Non per me. La poesia mi è venuta addosso.
Dove hai capito di essere Poeta: in paese o in città (o in entrambe)?
poeta minuscola che scrive acqua sull’acqua. Nel corpo, lo sento.
Come e quanto il dialetto ha partecipato della creazione del tuo io poetico e del linguaggio con cui esprimi “la sonorità figurativa nel gioco fra l’io il tu e il noi”?
Molto. Ha fatto confluire in me la tradizione orale, ciò che nell’aria, nell’acqua, nella terra, nel fuoco del mio appennino è venuto al mio sangue. La radice in me sì, ma al tempo stesso mi sento nomade e aperta all’aperto.
Con le parole “Dalle lingue di quella comunità minerale vegetale animale ancora cresco” tratte da “il canto dell’altalena” ci spieghi che l’essere umano continua a espandersi nei luoghi natìi anche se, fisicamente, è andato via. Ci parli della relazione con una realtà provinciale per auto-edificarsi e individuarsi nelle profonde trame della società interiore?

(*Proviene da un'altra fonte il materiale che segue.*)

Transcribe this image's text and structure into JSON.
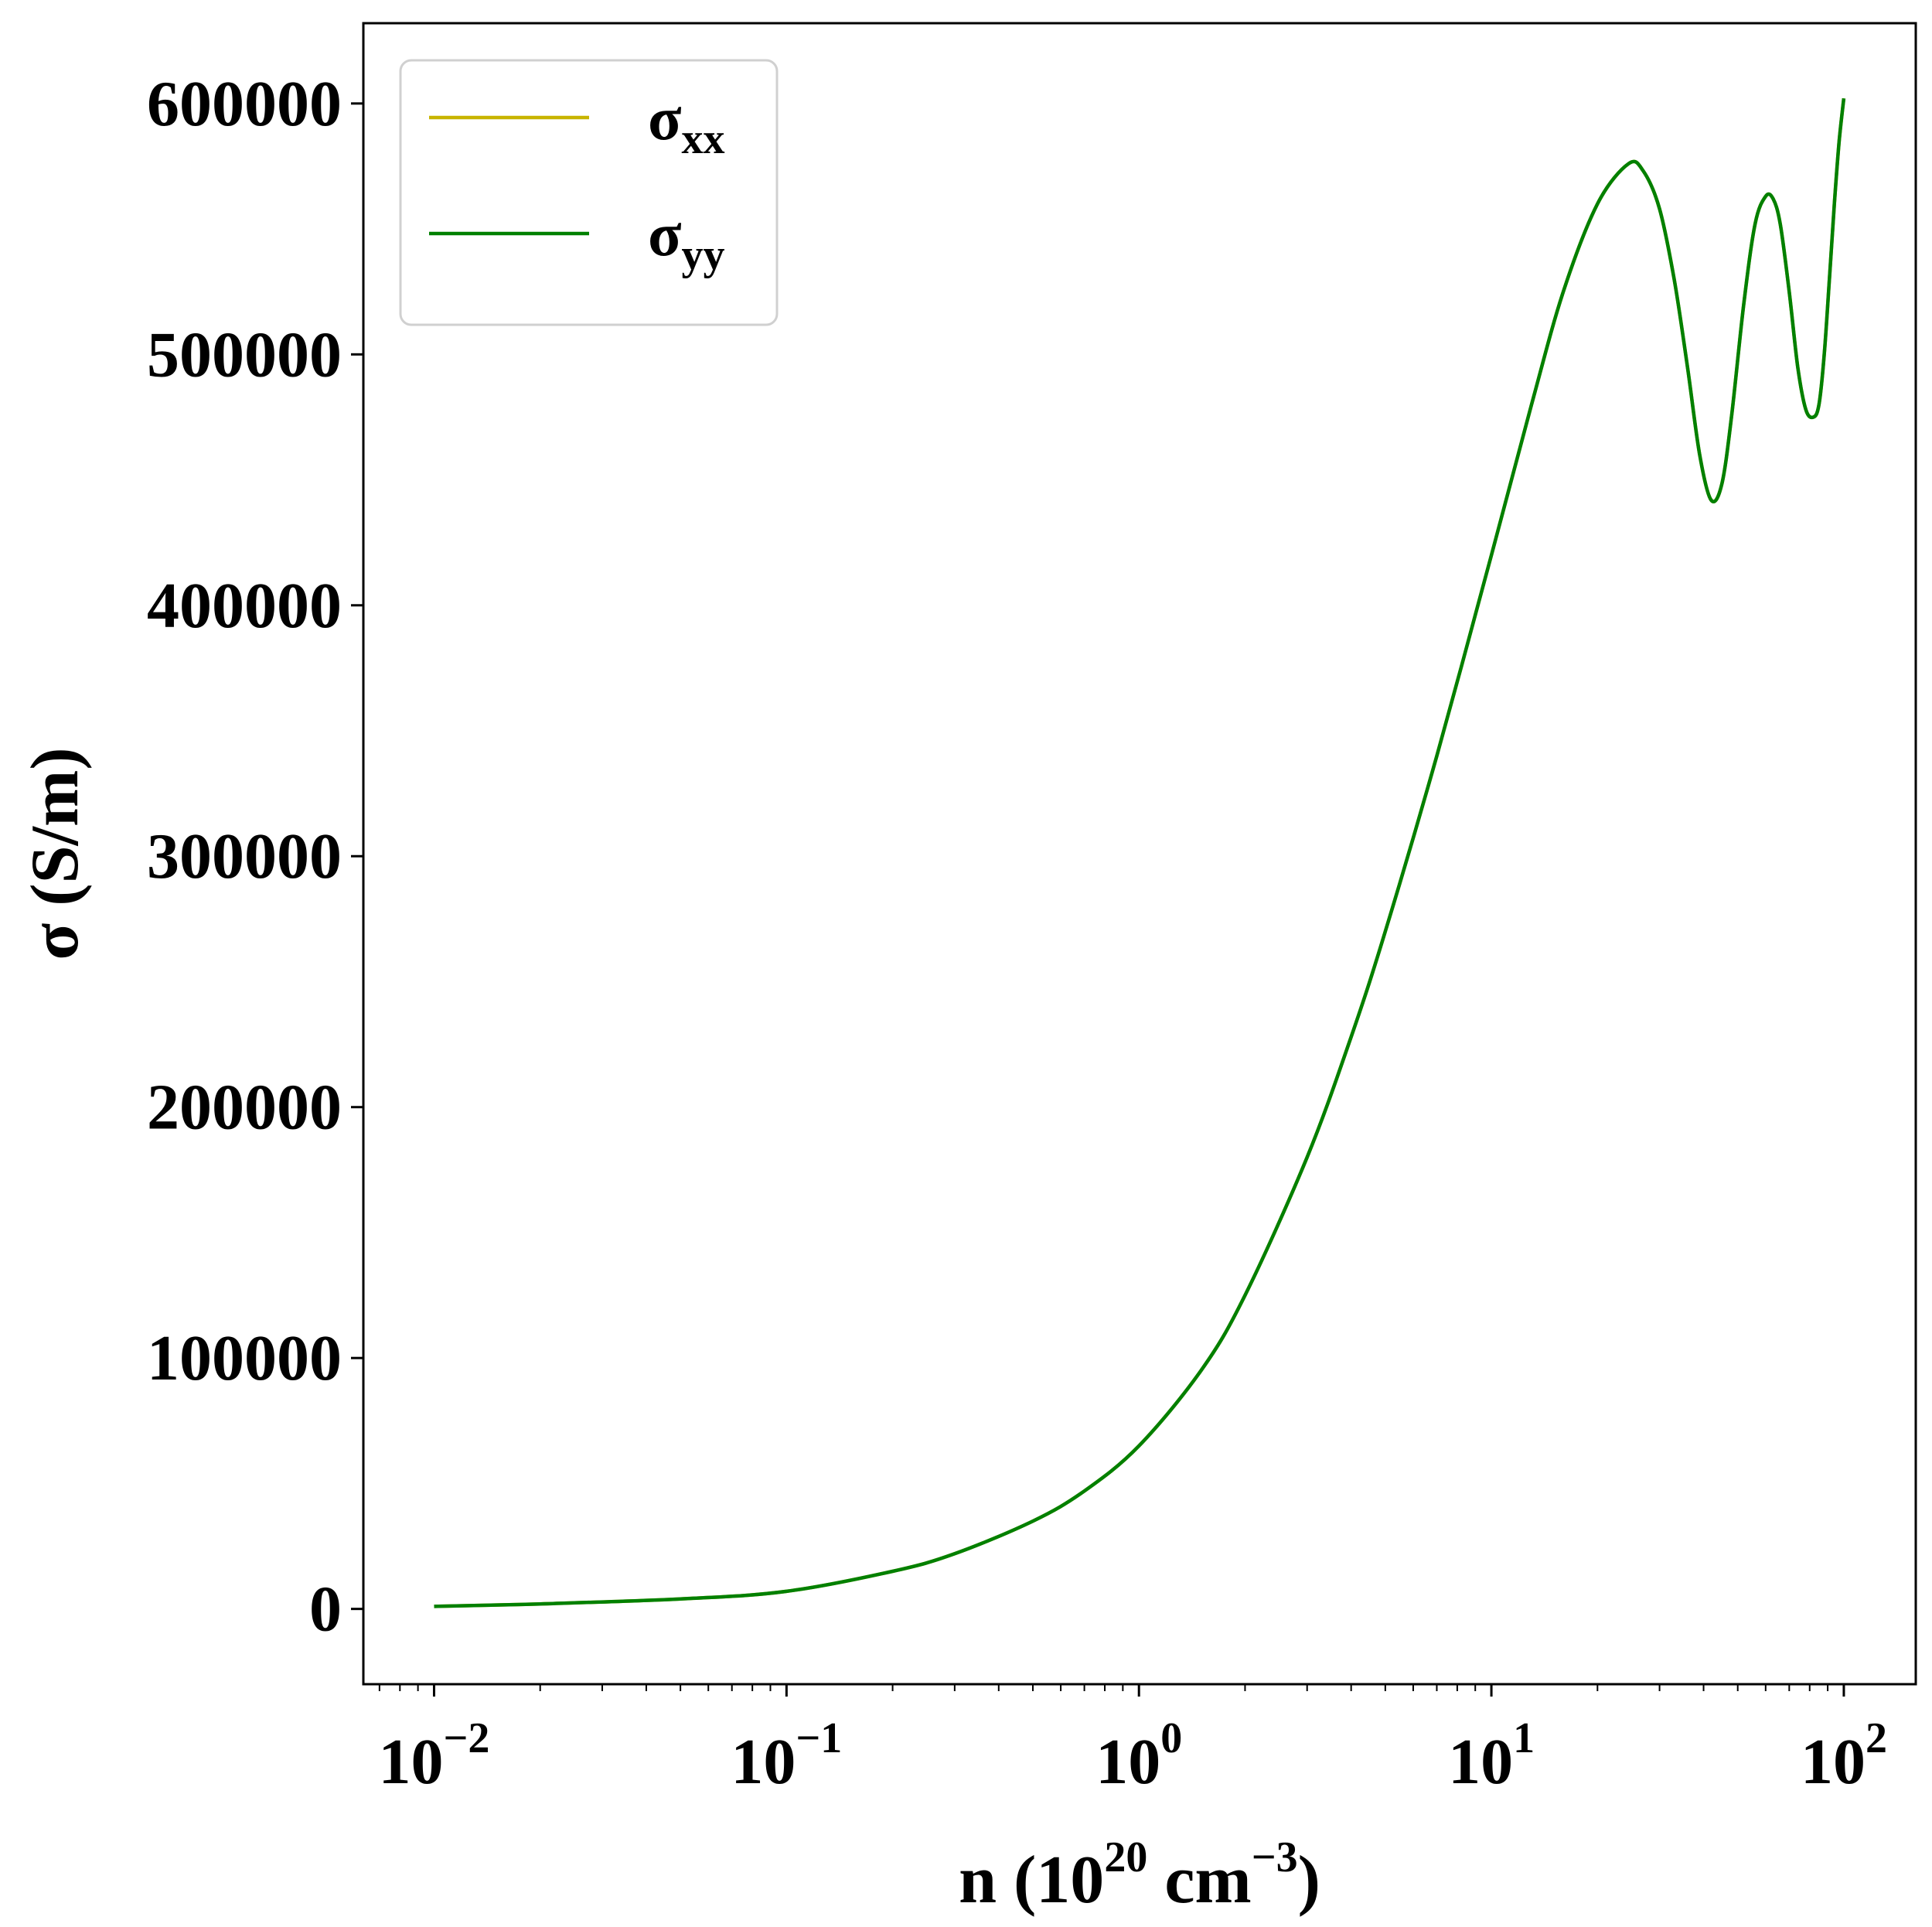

Il nucleo dell’opera è stato entrare nelle viscere abissali del canto occidentale, cioè dentro il mito in sei figure scelte. Dentro la tessitura del mito, ho interpretato dinamiche sociali che sono rimaste pressoché intatte a distanza di secoli. L’apertura biografica in cui ricordo le mie permanenze al borgo di Montelovesco mi è stata utile per leggere le maglie del gioco che condividevo con i contadini pastori miei coetanei, illuminando poi le stesse dinamiche. Rilevandole poi nell’uso quotidiano della lingua. Non ho idealizzazione del paese preferendolo alla città. La lettura dell’umanità ovunque, e della nostra primariamente, spostandoci di luogo in luogo, ci fa crescere in quella consapevolezza disincantata che accennavo prima. Utile, necessaria per un’etica della convivenza, di rispetto per il nostro io profondo, per il tu, per il noi.